Is there a noun representing books, papers, magazines, and all the other things one might read?

Solution 1:

The word literature is not restricted to Shakespeare, Poe, or to concepts you were enlightened on while reading for an "English Literature" diploma.

The word is used in the industrial, commercial and technical aspect as any material that you would read. For example,

  • Please read all literature for which I have provided the links, before the next C# class. Some of them are in the form of blogs.

  • There seems to a whole lot of trashy literature in the dentist's waiting room.

  • I am glancing over the literature you have provided, including Anna's illogical analysis why the stock failed so abruptly.

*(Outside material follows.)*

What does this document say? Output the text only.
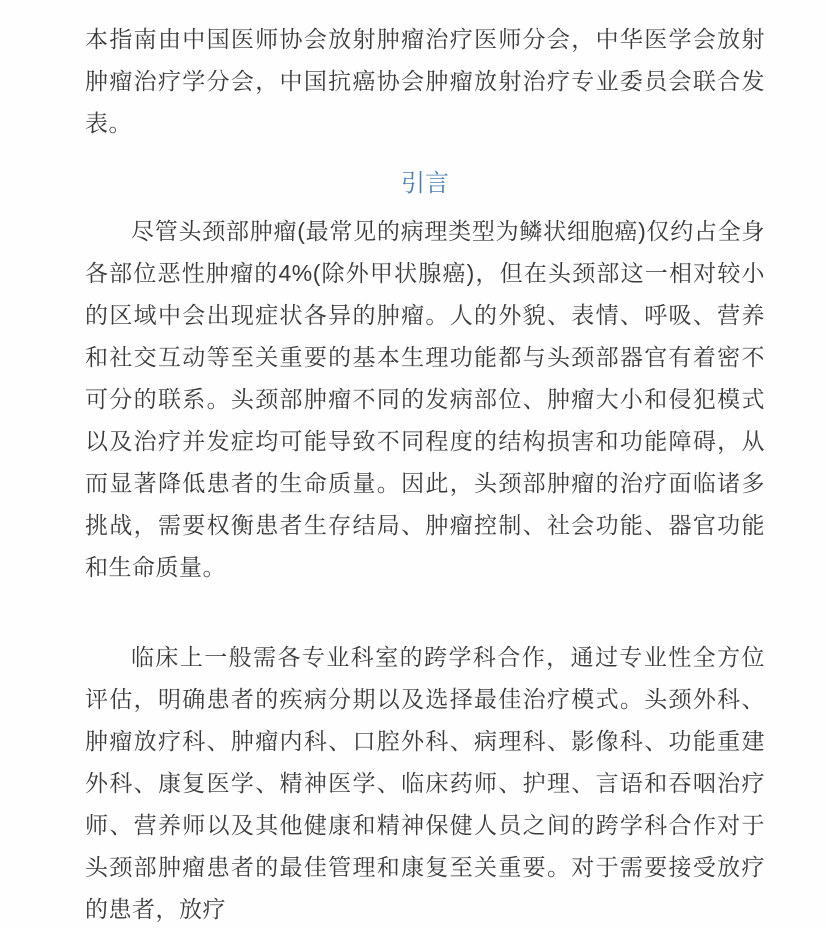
本指南由中国医师协会放射肿瘤治疗医师分会，中华医学会放射肿瘤治疗学分会，中国抗癌协会肿瘤放射治疗专业委员会联合发表。

引言

尽管头颈部肿瘤(最常见的病理类型为鳞状细胞癌)仅约占全身各部位恶性肿瘤的4%(除外甲状腺癌)，但在头颈部这一相对较小的区域中会出现症状各异的肿瘤。人的外貌、表情、呼吸、营养和社交互动等至关重要的基本生理功能都与头颈部器官有着密不可分的联系。头颈部肿瘤不同的发病部位、肿瘤大小和侵犯模式以及治疗并发症均可能导致不同程度的结构损害和功能障碍，从而显著降低患者的生命质量。因此，头颈部肿瘤的治疗面临诸多挑战，需要权衡患者生存结局、肿瘤控制、社会功能、器官功能和生命质量。

临床上一般需各专业科室的跨学科合作，通过专业性全方位评估，明确患者的疾病分期以及选择最佳治疗模式。头颈外科、肿瘤放疗科、肿瘤内科、口腔外科、病理科、影像科、功能重建外科、康复医学、精神医学、临床药师、护理、言语和吞咽治疗师、营养师以及其他健康和精神保健人员之间的跨学科合作对于头颈部肿瘤患者的最佳管理和康复至关重要。对于需要接受放疗的患者，放疗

However, in the technical and scientific realms, we seem to favour the words documents and documentation. For example,

  • There is insufficient documents and documentation on the system we have just fried.
  • Your team has not produced any documentation on the failure analysis of the production line debacle that occurred last week. We need you to document the failure to help us avert such failures in the future.
  • These are the incriminating documents that were discovered, which include internal emails.
  • This email and chat thread should serve as sufficient documentation for the tiny project we have just completed. It has documented every aspect and milestone of the project.

Frequently, the words document and documentation can be replaced by the more generic term literature. However, chat and email don't lend themselves too well to being classed as literature.

So to be safe, I would say documents and literature.

At management, they use the word information. But information is not limited to just reading, but also includes videos, charts, and other non-readable whatnots.

Therefore, I would stick to documents and literature.